Per fronteggiare questi problemi a settembre dell’anno scorso, a Pittsburgh, i paesi del G20 avevano compiuto un buon passo avanti pronunciandosi a favore di meccanismi di sorveglianza reciproca delle politiche monetarie, valutarie e fiscali da gestire con l’assistenza del Fondo monetario internazionale e di altre istituzioni finanziarie internazionali. Si proponeva così un coordinamento delle politiche macroeconomiche in grado di favorire processi di aggiustamento virtuosi perché compatibili a livello di sistema internazionale.

Ognun per sé
Il vertice G20 di Toronto ha rappresentato una prima verifica importante di questi nuovi meccanismi di cooperazione macroeconomica. L’esito è stato negativo: si è deciso di fatto di procedere in ordine sparso nei percorsi di riequilibro fiscale e di aggiustamento macroeconomico. Il fatto è che il processo di coordinamento basato sulla peer review delle politiche macroeconomiche, gestito dal Fondo monetario, si è rivelato estremamente debole perché privo di specifici incentivi e sanzioni verso i singoli paesi. Quest’ultimo è un punto decisivo se si guarda a passate esperienze in materia, certo non positive. Nella primavera del 2006 il Fmi aveva avviato una “consultazione multilaterale sugli squilibri globali” con il coinvolgimento di Cina, area Euro, Giappone, Arabia Saudita e Stati Uniti, ma non era poi stato in grado di esercitare, per le stesse ragioni di oggi, un’adeguata pressione sui paesi coinvolti affinché prendessero precisi impegni sulle politiche da adottare. La disponibilità delle parti a partecipare al processo di peer review si era tradotta così in una mera ricognizione delle differenze tra loro esistenti.
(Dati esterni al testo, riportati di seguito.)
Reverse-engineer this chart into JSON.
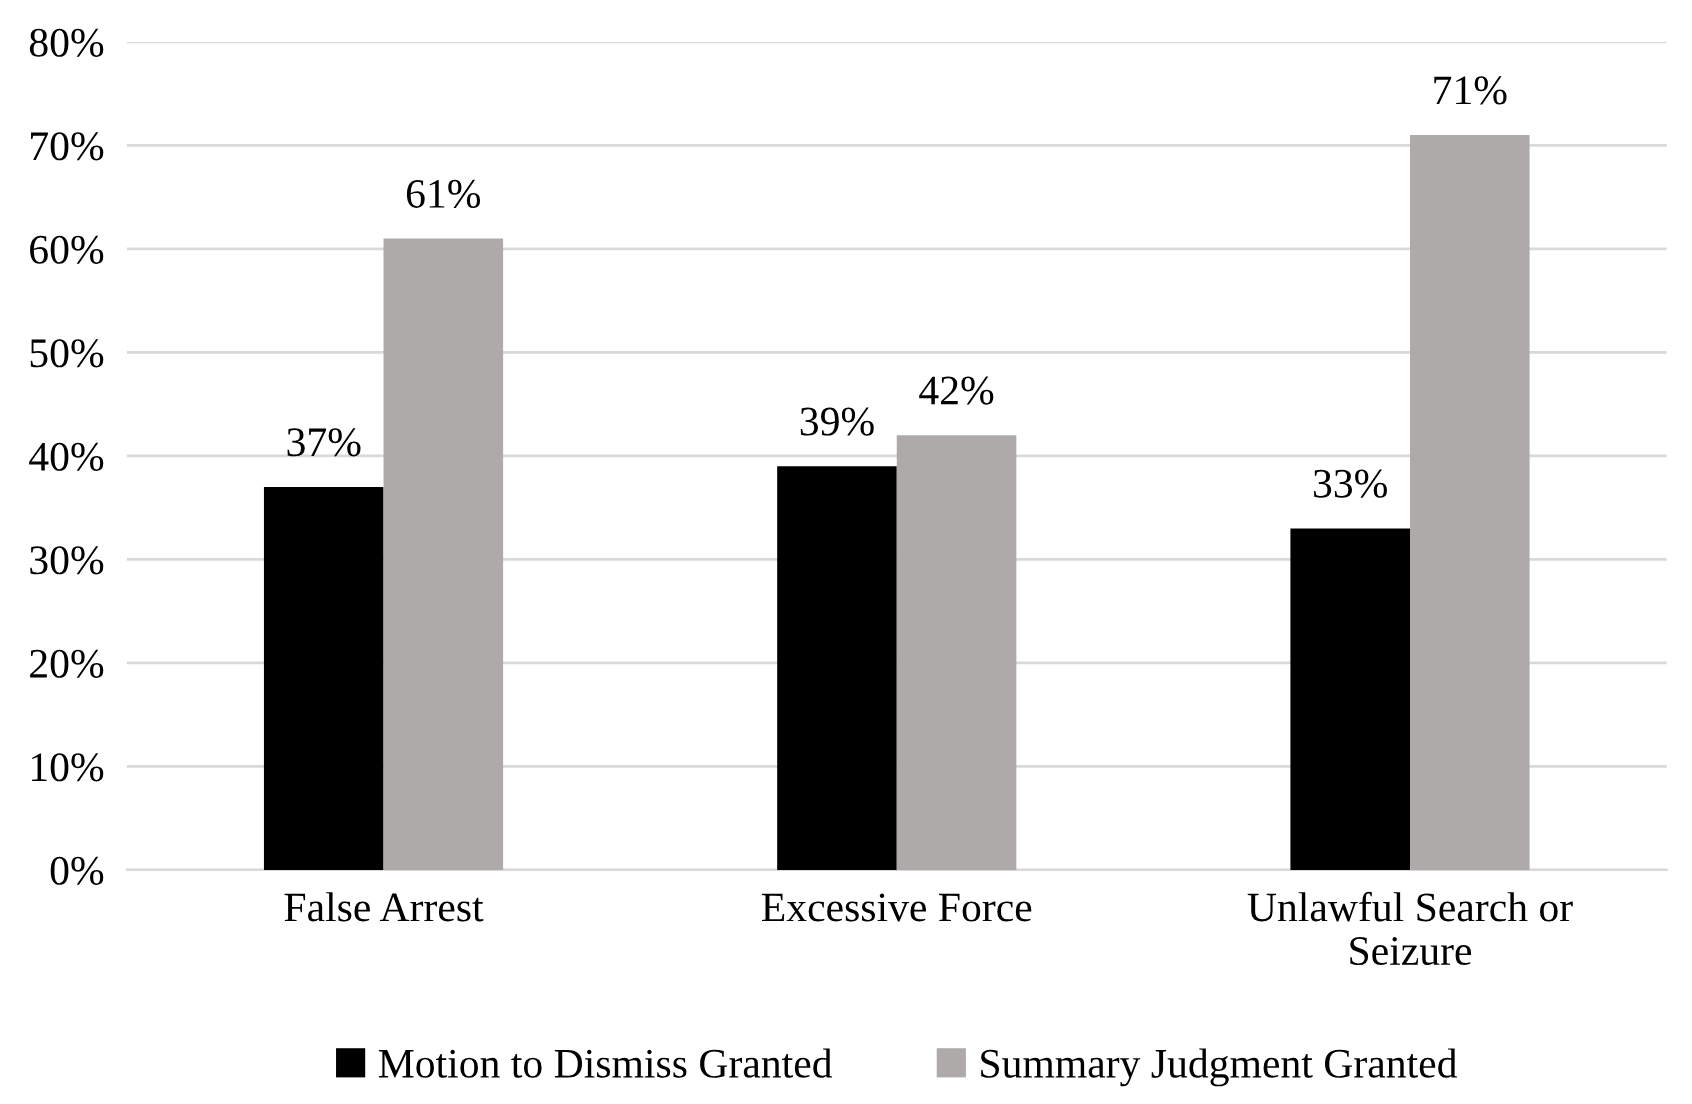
{
  "chart_data": {
    "type": "bar",
    "categories": [
      "False Arrest",
      "Excessive Force",
      "Unlawful Search or\nSeizure"
    ],
    "series": [
      {
        "name": "Motion to Dismiss Granted",
        "color": "#000000",
        "values": [
          37,
          39,
          33
        ],
        "value_labels": [
          "37%",
          "39%",
          "33%"
        ]
      },
      {
        "name": "Summary Judgment Granted",
        "color": "#aeaaaa",
        "values": [
          61,
          42,
          71
        ],
        "value_labels": [
          "61%",
          "42%",
          "71%"
        ]
      }
    ],
    "ylim": [
      0,
      80
    ],
    "yticks": [
      {
        "value": 0,
        "label": "0%"
      },
      {
        "value": 10,
        "label": "10%"
      },
      {
        "value": 20,
        "label": "20%"
      },
      {
        "value": 30,
        "label": "30%"
      },
      {
        "value": 40,
        "label": "40%"
      },
      {
        "value": 50,
        "label": "50%"
      },
      {
        "value": 60,
        "label": "60%"
      },
      {
        "value": 70,
        "label": "70%"
      },
      {
        "value": 80,
        "label": "80%"
      }
    ],
    "grid": "y",
    "legend": "bottom"
  }
}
È un po’ quello che è successo a Toronto. Il deludente risultato del Vertice non può non preoccupare per il futuro. Per poter ottenere risultati più incisivi dalla cooperazione multilaterale, i leader del G20 dovrebbero accordarsi per dotare il Fmi di meccanismi di valutazione e sorveglianza più estesi e efficaci. Ma è assai difficile che ciò avvenga. I governi nazionali non si sono mostrati affatto disponibili a far sì che siano gli altri a fissare la loro agenda di politica economica, dettando ritmi e dimensioni degli aggiustamenti da realizzare. Le sovranità economiche e gli interessi ‘egoistici’ dei singoli paesi sembrano prevalere sulle esigenze di compatibilità e cooperazione internazionale. Di qui il timore che l’irrisolta alternativa tra risanamento e sviluppo finirà per deprimere la ripresa internazionale in corso e infliggere anni di bassa crescita a tutti i paesi dell’area più sviluppata.